Однако терпения Лодовико хватило всего на четыре недели. Однажды в воскресное утро, зайдя в спальню к Микеланджело, он учинил новый допрос, буквально прижав его к стенке:
— Хвалит ли Бертольдо твою работу?
— Нет.
— Говорит он, что у тебя есть талант?
— Нет.
— А дает ли он тебе хоть какие-нибудь заверения на будущее?
— Он дает мне советы.
— Это не одно и то же.
— Ammesso. Согласен.
— Хвалит ли он других?
— Иногда.
— Что ж, значит, ты самый безнадежный?
— Этого не может быть.
— Почему же?
— Я рисую лучше, чем остальные.
— Рисую! Какое это имеет значение? Если там тебя учат, чтобы ты стал скульптором, почему же ты не занимаешься скульптурой?
— Бертольдо не разрешает мне.
— Почему?
— Говорит, что еще рано.
— Ну, а другие что-нибудь лепят, высекают?
— Да.
— Так неужели тебе не ясно, что все это значит?
— Нет.
— Это значит, что у них больше способностей, чем у тебя.
— Все будет ясно, когда я приложу руки к камню.
— Когда это будет?
— Не знаю.
— А пока ты не станешь работать с камнем, у тебя не будет никакого заработка?
— Не будет.
— А говорят тебе, когда ты начнешь работать с камнем?
— Нет, не говорят.
— Ты не думаешь, что все это выглядит безнадежно?
— Нет.
— Что же ты думаешь?
— Я в недоумении.
— И долго ты будешь пребывать в недоумении?
— Пока Бертольдо не скажет своего слова.
— Куда же делась твоя гордость? Что с тобой случилось?
— Ничего.
— Это все, чего ты добился в Садах, — «ничего».
— Учиться — это не значит утратить свою гордость.

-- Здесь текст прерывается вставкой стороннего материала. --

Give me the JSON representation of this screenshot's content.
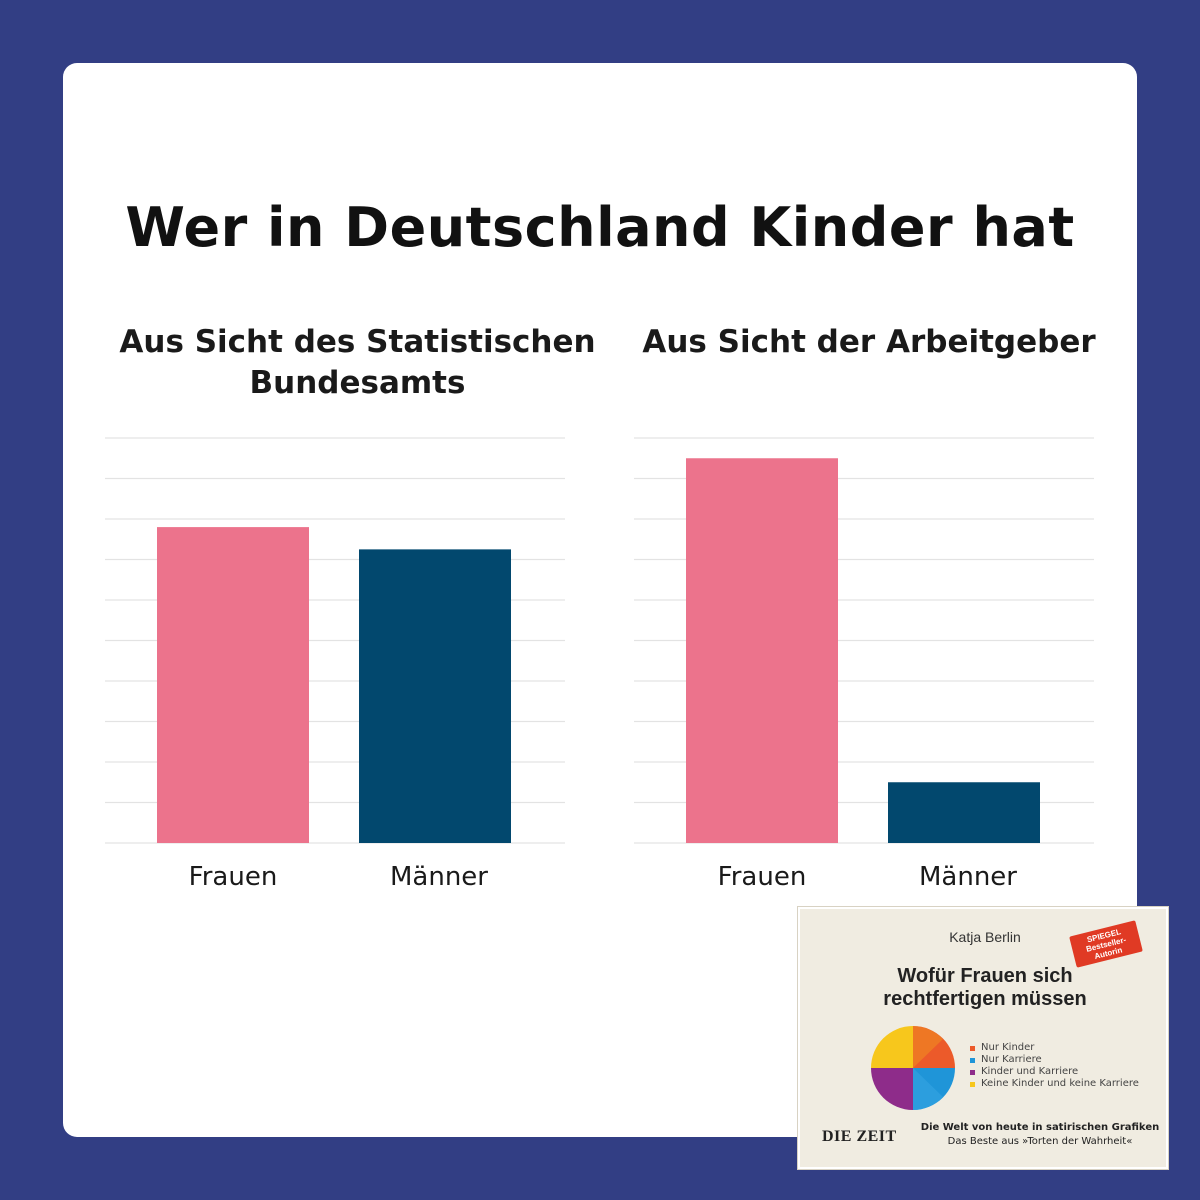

— Тебе уже почти пятнадцать лет. Ты что, так никогда и не будешь зарабатывать?
— Я буду зарабатывать.
— Когда же и каким способом?
— Не знаю.
— Двадцать раз ты сказал мне «нет» или «не знаю». Когда же ты будешь знать?
— Я не знаю.
Выбившись из сил, Лодовико вскричал:
— Да мне надо отдубасить тебя палкой! Когда в твоей башке будет хоть капля разума?
— Я делаю то, что должен делать. Разве это не разумно?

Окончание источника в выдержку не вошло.